9 Factors that Affect a Customer’s Willingness to Pay

Willingness to pay (WTP) is the maximum amount an individual is willing to hand over to procure a product or service. The price of the transaction will thus be at a point somewhere between a buyer’s willingness to pay and a seller’s willingness to accept.

If a company understood customer willingness-to-pay before any negotiations commenced, they could develop strategies to realise that price during the negotiation. Salespeople rely on their experience and selling skills to draw out this information using historical data and value-based pricing methodologies to understand how a customer values their products.

Blog 27

 

PRICE V QUALITY EFFECT

Buyers will be more willing to pay if they believe that a higher price signals higher quality.

UNIQUE VALUE EFFECT

If the buyer values the unique attributes of your product they will be more willing to make a purchase. In a nutshell, they value your product above others in the marketplace.

EXPENDITURE EFFECT

Buyers are less willing to buy an item the higher the total expenditure, both in pounds and pence terms and as a percentage of their income and/or budget.

THE EFFECT OF CUSTOMER CHARACTERISTICS

Several pricing studies have found that customer characteristics may influence WTP. These differences in WTP may depend on demographic, psychographic, or behavioral characteristics.

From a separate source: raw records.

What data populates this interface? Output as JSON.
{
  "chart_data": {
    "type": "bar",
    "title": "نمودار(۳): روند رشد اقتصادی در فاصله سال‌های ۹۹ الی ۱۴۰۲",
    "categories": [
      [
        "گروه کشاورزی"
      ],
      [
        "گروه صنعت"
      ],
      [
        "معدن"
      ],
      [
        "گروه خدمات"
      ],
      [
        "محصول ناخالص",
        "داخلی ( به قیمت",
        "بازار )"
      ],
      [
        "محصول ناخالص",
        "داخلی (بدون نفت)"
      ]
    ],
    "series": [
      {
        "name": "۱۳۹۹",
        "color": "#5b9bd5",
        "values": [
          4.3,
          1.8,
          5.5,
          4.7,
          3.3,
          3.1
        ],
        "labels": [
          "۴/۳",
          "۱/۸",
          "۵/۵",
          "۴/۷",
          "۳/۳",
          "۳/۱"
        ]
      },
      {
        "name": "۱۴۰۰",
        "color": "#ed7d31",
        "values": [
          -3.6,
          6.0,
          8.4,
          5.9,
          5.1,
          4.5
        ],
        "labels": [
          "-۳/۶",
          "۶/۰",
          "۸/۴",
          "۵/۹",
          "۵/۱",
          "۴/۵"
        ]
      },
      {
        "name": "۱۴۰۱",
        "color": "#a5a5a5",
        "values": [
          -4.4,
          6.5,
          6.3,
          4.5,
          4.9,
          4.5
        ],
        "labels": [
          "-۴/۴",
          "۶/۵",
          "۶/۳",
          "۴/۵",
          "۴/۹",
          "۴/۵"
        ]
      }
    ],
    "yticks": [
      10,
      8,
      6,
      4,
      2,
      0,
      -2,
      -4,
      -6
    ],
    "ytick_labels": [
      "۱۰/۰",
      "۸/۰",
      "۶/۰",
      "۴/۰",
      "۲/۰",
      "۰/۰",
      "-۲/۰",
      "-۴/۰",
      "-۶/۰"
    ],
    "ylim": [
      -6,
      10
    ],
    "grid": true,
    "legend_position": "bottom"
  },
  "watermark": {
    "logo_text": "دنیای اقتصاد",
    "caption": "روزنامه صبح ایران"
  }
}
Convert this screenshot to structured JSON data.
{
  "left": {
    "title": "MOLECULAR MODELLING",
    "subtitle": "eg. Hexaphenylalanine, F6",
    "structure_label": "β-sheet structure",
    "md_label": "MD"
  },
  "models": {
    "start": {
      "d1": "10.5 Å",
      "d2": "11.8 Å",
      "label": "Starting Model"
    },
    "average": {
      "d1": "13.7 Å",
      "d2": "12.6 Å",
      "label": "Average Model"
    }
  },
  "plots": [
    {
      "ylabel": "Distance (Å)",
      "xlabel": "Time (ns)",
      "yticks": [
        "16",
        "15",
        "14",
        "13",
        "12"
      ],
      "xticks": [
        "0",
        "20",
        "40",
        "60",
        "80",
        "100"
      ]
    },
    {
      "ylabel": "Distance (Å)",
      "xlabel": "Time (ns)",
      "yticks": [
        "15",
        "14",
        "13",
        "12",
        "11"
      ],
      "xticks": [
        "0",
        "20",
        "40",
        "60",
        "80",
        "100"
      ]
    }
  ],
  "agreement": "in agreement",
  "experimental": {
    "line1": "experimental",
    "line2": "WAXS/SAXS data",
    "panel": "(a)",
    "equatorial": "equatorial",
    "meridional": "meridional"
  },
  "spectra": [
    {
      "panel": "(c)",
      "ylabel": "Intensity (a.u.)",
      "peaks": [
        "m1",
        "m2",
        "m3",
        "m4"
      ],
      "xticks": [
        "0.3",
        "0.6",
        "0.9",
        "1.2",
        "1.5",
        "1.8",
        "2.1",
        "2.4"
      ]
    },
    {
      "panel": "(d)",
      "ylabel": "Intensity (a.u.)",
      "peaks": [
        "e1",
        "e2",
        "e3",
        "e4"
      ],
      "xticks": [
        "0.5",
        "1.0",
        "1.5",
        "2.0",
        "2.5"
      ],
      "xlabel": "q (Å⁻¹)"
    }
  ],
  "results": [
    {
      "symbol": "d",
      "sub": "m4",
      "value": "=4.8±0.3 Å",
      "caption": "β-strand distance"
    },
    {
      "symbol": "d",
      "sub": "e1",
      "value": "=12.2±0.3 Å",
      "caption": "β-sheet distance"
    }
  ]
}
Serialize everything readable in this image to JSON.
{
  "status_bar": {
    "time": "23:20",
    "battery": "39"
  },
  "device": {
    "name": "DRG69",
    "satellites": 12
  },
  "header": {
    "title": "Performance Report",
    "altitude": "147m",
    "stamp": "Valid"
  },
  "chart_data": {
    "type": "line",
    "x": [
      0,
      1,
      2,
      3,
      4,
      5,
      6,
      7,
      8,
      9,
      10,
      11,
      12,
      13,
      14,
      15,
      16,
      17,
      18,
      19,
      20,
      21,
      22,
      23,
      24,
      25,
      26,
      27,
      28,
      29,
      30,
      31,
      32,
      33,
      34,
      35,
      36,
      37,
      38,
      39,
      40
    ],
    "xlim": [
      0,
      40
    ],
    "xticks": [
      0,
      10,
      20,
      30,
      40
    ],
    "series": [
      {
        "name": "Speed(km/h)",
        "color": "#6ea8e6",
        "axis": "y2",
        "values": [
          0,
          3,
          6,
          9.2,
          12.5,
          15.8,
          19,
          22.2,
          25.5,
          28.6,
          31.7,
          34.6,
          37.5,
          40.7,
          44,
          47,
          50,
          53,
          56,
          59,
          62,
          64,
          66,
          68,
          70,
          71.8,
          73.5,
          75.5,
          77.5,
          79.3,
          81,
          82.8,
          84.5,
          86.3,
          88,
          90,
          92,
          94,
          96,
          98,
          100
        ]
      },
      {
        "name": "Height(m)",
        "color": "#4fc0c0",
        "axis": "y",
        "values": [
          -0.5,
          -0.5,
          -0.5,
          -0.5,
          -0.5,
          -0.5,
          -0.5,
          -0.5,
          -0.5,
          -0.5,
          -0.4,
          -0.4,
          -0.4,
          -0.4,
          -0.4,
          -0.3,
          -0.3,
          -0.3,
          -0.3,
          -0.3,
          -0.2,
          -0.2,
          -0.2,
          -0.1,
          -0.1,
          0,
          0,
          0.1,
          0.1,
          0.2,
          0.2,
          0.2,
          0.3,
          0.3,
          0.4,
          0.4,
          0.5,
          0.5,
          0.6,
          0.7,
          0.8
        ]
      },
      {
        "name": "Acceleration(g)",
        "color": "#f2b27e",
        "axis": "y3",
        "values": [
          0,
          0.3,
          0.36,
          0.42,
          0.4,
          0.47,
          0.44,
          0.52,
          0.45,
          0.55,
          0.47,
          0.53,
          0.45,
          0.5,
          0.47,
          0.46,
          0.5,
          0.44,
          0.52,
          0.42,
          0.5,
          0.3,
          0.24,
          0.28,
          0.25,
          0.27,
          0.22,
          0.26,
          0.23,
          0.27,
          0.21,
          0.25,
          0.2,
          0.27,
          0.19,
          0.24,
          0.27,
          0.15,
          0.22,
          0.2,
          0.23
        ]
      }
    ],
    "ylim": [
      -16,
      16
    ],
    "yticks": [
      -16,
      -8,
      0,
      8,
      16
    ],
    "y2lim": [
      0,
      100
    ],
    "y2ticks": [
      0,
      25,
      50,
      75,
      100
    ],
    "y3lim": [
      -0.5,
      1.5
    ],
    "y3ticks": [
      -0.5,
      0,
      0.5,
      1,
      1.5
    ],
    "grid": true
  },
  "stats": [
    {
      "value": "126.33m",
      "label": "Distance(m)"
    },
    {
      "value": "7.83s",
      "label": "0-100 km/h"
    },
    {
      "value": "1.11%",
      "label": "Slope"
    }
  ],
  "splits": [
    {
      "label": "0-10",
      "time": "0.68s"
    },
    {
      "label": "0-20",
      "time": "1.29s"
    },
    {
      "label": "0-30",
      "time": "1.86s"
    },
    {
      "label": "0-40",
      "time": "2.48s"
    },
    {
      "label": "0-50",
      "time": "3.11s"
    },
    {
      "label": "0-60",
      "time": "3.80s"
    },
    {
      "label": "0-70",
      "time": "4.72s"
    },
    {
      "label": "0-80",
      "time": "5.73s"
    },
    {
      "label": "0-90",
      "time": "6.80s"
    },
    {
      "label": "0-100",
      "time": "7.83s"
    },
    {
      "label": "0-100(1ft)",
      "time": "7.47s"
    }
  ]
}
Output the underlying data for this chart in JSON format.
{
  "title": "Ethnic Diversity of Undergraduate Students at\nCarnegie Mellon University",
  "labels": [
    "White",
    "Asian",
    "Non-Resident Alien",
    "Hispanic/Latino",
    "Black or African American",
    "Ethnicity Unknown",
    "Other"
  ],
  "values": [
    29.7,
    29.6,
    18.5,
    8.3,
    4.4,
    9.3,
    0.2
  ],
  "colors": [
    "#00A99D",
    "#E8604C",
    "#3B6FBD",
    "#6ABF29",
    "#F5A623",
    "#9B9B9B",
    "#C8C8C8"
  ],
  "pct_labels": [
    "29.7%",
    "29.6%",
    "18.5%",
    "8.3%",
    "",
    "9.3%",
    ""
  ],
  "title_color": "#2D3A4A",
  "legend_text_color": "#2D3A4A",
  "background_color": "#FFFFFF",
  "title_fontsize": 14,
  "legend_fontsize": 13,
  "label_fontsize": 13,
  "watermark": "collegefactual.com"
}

The demographic variables include age, sex, race, income, marital status, education, and geographical location as well as psychographic variables such as activities, interests, opinions, and lifestyle.

ENVIRONMENTAL EFFECT

Macro-environmental factors such as the overall state of the economy could influence customer willingness to pay. For example, in a downturn in the economy, the customer’s willingness to pay may be lower as compared to a period when the economy is booming.

FASHION EFFECT

Fashions increase the demand for certain products and services and consequently increase the customer willingness to pay for those products.

FAIRNESS EFFECT

If the customer perceives the price to be fair in comparison to similar products on the market they will be more inclined to buy.

CUSTOMER RESEARCH EFFECT

If the buyer perceives that the current price is temporarily lower or higher than it will be in the future this will influence the timing of their purchase.

TWO-FOR-THE-PRICE-OF-ONE EFFECT

Or, 3 for 2 effects etc. The buyer wants a bargain of course, to believe they are getting something for nothing. They are statistically less likely to buy a single item than a ‘bundle’ of items.